C’est peut-être l’une des série les plus attendue de cette sombre année 2020. Ce vendredi, The Haunting of Hill House se décline avec The Haunting of Bly Manor, une nouvelle saison pour la série d’anthologie d’horreur de Netflix créée par Mike Flanagan. Le créateur spécialiste du genre propose une nouvelle intrigue sur fond de manoir angoissant et hanté, adaptée de la Tour d’écrou, une nouvelle écrite par Henry James en 1898.

Nouveau manoir, nouveau pays, nouveaux fantômes

The Haunting of Bly Manor raconte l’histoire d’une gouvernante américaine qui débarque en Angleterre pour garder deux orphelins, les Wingrave, vivant isolés dans un manoir en pleine campagne. Elle prend ainsi le relais de leur ancienne fille au pair, morte dans leur demeure. Ces deux orphelins résident à Bly Manor avec le responsable du domaine Owen, la jardinière Jamie, et l’intendante Mrs Grose. Mais le manoir regorge de faux-semblants et des siècles de sombres secrets n’attendent que d’être exhumés. Un manoir dans lequel il se passe des choses pas très normales, avec des manifestations  bien évidemment surnaturelles, ainsi que des disparitions peu communes.

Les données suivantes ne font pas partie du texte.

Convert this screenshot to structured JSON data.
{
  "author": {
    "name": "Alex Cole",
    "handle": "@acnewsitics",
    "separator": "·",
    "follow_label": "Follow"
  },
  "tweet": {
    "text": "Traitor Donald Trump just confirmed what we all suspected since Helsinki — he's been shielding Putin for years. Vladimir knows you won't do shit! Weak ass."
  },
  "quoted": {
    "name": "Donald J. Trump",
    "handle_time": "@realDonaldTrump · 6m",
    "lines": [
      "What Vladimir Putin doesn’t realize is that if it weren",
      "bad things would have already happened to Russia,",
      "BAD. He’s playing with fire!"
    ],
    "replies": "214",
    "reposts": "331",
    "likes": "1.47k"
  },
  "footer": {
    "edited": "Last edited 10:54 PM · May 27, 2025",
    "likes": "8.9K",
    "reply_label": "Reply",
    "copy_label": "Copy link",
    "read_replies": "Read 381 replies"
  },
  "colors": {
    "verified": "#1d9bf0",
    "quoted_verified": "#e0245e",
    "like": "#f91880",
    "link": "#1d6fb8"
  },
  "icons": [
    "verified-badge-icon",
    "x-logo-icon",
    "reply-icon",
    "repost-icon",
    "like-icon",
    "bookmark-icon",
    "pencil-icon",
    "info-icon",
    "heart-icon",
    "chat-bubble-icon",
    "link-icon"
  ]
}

Qu’on ne s’y méprenne, bien qu’on soit de retour dans un manoir avec plus ou moins les même visages que dans Hill House, The Haunting of Bly Manor se distingue complètement de sa prédécesseure, non seulement pour son intrigue et sa localité, mais aussi par sa construction narrative et son rapport au genre. Moins dans la réinvention, plus proche d’une intrigue feuilletonnante, cette nouvelle histoire de maison hantée n’a rien à voir avec Hill House, bien que les codes visuels et d’écriture du showrunner s’y retrouvent. Notamment grâce aux mélodies envoutantes des Newton Brothers, de retour à la composition de la musique de cette nouvelle histoire fantomatique.

Manifestations très réelles

Si dans la précédente saison, jamais les manifestations surnaturelles n’étaient expliquées et interagissaient presque de manière métaphorique avec les héros, comme des manifestations du psyché torturé des personnages de la série, dans Bly Manor, elles sont tout autres, bien que le style de la série soit préservé.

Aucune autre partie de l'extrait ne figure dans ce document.